Время задавало моему поколению все новые задачи. И если у каждого поколения есть свой задачник, то наш отличался тем, что не имели никаких контрольных ответов, заимствованных из прошлого. В самом деле, Отечественная война совсем не походила на гражданскую, а послевоенное восстановление и по масштабам, и по темпу мало чем было похоже на двадцатые годы.
Мои сверстники уже привыкли откладывать собственные планы до лучших времен, точно у них в запасе вторая жизнь. После демобилизации из армии я тоже не сразу вернулся к журналистскому труду, а уехал на восстановительные работы в Прибалтику. В наркомате безо всяких колебаний возвели меня в ранг начальника планового отдела и предложили стройку на выбор.
Я походил денек по Москве, раздумывая, куда бы лучше махнуть, и выбрал Ригу.

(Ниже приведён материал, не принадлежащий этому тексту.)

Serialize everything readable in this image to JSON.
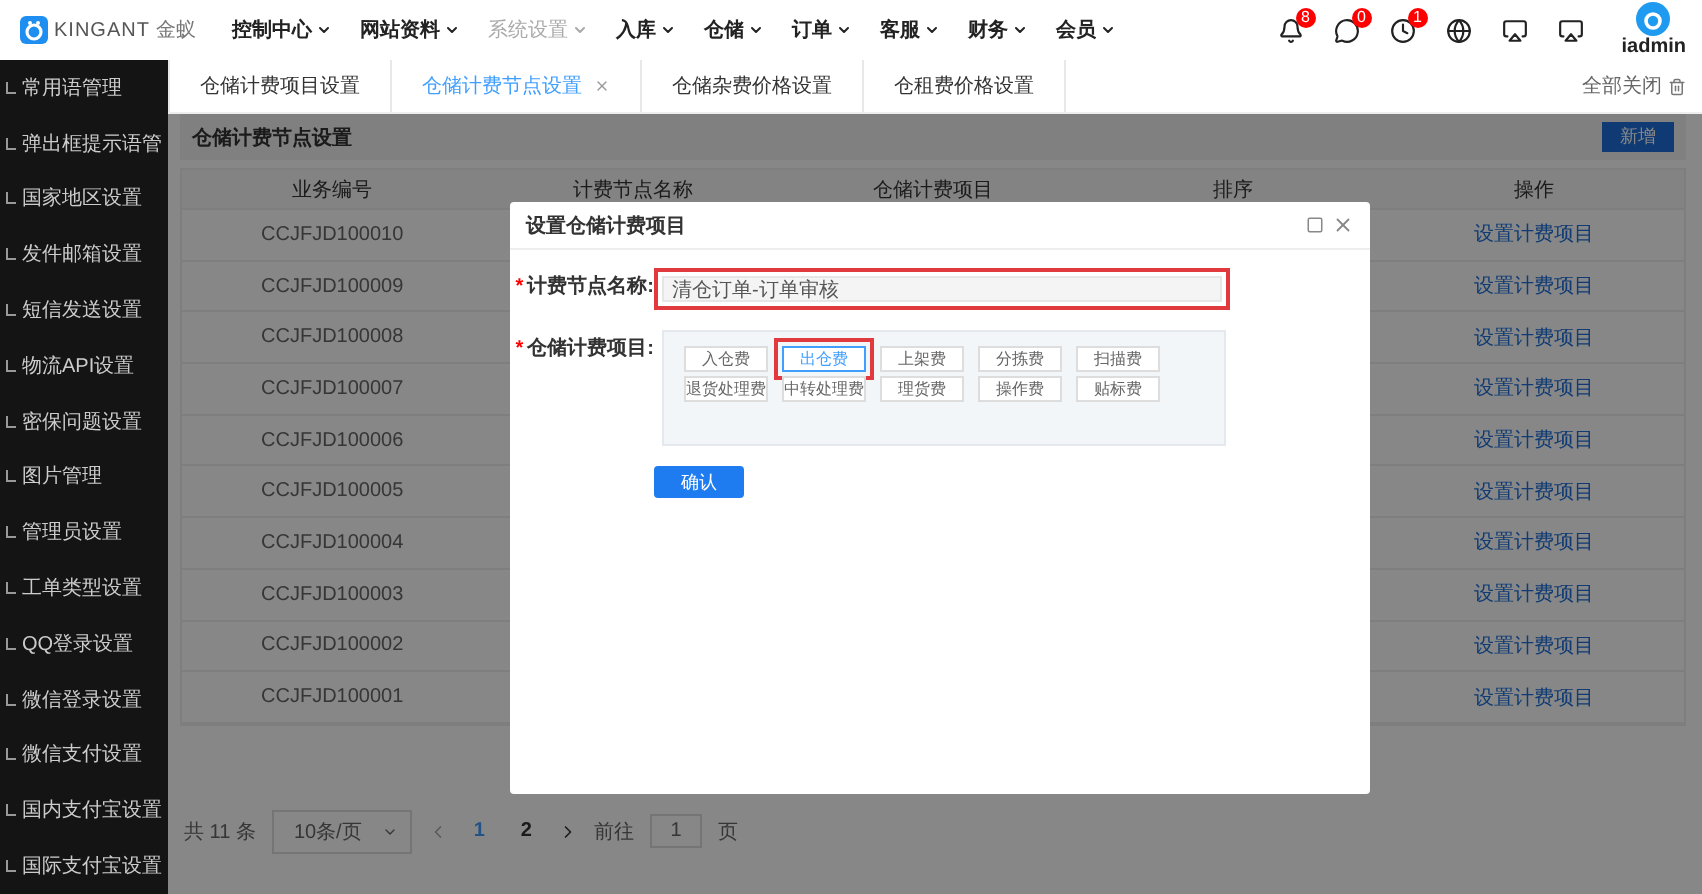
{
  "brand": {
    "name": "KINGANT",
    "suffix": "金蚁"
  },
  "nav": [
    {
      "label": "控制中心",
      "selected": false
    },
    {
      "label": "网站资料",
      "selected": false
    },
    {
      "label": "系统设置",
      "selected": true
    },
    {
      "label": "入库",
      "selected": false
    },
    {
      "label": "仓储",
      "selected": false
    },
    {
      "label": "订单",
      "selected": false
    },
    {
      "label": "客服",
      "selected": false
    },
    {
      "label": "财务",
      "selected": false
    },
    {
      "label": "会员",
      "selected": false
    }
  ],
  "header_icons": [
    {
      "kind": "bell",
      "badge": "8"
    },
    {
      "kind": "chat",
      "badge": "0"
    },
    {
      "kind": "clock",
      "badge": "1"
    },
    {
      "kind": "globe"
    },
    {
      "kind": "screen"
    },
    {
      "kind": "screen"
    }
  ],
  "user": {
    "name": "iadmin"
  },
  "sidebar": {
    "items": [
      "常用语管理",
      "弹出框提示语管",
      "国家地区设置",
      "发件邮箱设置",
      "短信发送设置",
      "物流API设置",
      "密保问题设置",
      "图片管理",
      "管理员设置",
      "工单类型设置",
      "QQ登录设置",
      "微信登录设置",
      "微信支付设置",
      "国内支付宝设置",
      "国际支付宝设置"
    ]
  },
  "tabs": [
    {
      "label": "仓储计费项目设置",
      "selected": false,
      "closable": false
    },
    {
      "label": "仓储计费节点设置",
      "selected": true,
      "closable": true
    },
    {
      "label": "仓储杂费价格设置",
      "selected": false,
      "closable": false
    },
    {
      "label": "仓租费价格设置",
      "selected": false,
      "closable": false
    }
  ],
  "close_all": "全部关闭",
  "panel": {
    "title": "仓储计费节点设置",
    "add_button": "新增"
  },
  "table": {
    "columns": [
      "业务编号",
      "计费节点名称",
      "仓储计费项目",
      "排序",
      "操作"
    ],
    "rows": [
      {
        "code": "CCJFJD100010",
        "action": "设置计费项目"
      },
      {
        "code": "CCJFJD100009",
        "action": "设置计费项目"
      },
      {
        "code": "CCJFJD100008",
        "action": "设置计费项目"
      },
      {
        "code": "CCJFJD100007",
        "action": "设置计费项目"
      },
      {
        "code": "CCJFJD100006",
        "action": "设置计费项目"
      },
      {
        "code": "CCJFJD100005",
        "action": "设置计费项目"
      },
      {
        "code": "CCJFJD100004",
        "action": "设置计费项目"
      },
      {
        "code": "CCJFJD100003",
        "action": "设置计费项目"
      },
      {
        "code": "CCJFJD100002",
        "action": "设置计费项目"
      },
      {
        "code": "CCJFJD100001",
        "action": "设置计费项目"
      }
    ]
  },
  "pagination": {
    "total": "共 11 条",
    "page_size": "10条/页",
    "pages": [
      {
        "label": "1",
        "selected": true
      },
      {
        "label": "2",
        "selected": false
      }
    ],
    "goto_label": "前往",
    "goto_value": "1",
    "goto_suffix": "页"
  },
  "dialog": {
    "title": "设置仓储计费项目",
    "name_field": {
      "required_mark": "*",
      "label": "计费节点名称:",
      "value": "清仓订单-订单审核",
      "highlighted": true
    },
    "fees_required_mark": "*",
    "fees_label": "仓储计费项目:",
    "fees": [
      {
        "label": "入仓费",
        "selected": false,
        "highlighted": false
      },
      {
        "label": "出仓费",
        "selected": true,
        "highlighted": true
      },
      {
        "label": "上架费",
        "selected": false,
        "highlighted": false
      },
      {
        "label": "分拣费",
        "selected": false,
        "highlighted": false
      },
      {
        "label": "扫描费",
        "selected": false,
        "highlighted": false
      },
      {
        "label": "退货处理费",
        "selected": false,
        "highlighted": false
      },
      {
        "label": "中转处理费",
        "selected": false,
        "highlighted": false
      },
      {
        "label": "理货费",
        "selected": false,
        "highlighted": false
      },
      {
        "label": "操作费",
        "selected": false,
        "highlighted": false
      },
      {
        "label": "贴标费",
        "selected": false,
        "highlighted": false
      }
    ],
    "confirm": "确认"
  }
}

К ней я питал давние симпатии, с отроческих лет. Жаль, что у матери не сохранился тот семейный альбом с карточками моего отца и наших родственников, с нарядными, цветными открытками — пасхальными, рождественскими, новогодними. Из всех открыток мне особенно нравился вид Рижской набережной с ее старинным замком, шпилями храмов, белым парусником у каменном стенки причала. Я подолгу любовался этой красивой картинкой незнакомого романтического города… Потом, вскоре после кончины Фрунзе, у нас в доме откуда-то появился (кажется, подарил мой пионервожатый Сергей Варламов) большой плакат с фотографиями Михаила Васильевича и броским очерком о штурме Перекопа. Из этого очерка я узнал, как латышские стрелки насмерть бились на Турецком валу, на Юшуньских позициях. И еще позднее, начитавшись военных книг, я и вовсе проникся глубоким уважением к латышам.
А теперь вот сама судьба шла мне навстречу: я уезжал в Ригу восстанавливать заводы и морской порт. К моему выбору мать отнеслась довольно холодно — ей не хотелось на шестом десятке лет трогаться с места, однако возражать не стала. Она была откровенно, даже вызывающе счастлива оттого, что сын вернулся с войны целехоньким.
1945 год подходил к концу. Рига встретила нас туманами, затяжной зимней слякотью, так непривычной для коренных уральцев. Да и в строительном тресте меня встретили безо всякого энтузиазма: ожидали опытного, в годах, солидного экономиста, а приехал молодой человек с весьма сомнительными деловыми качествами.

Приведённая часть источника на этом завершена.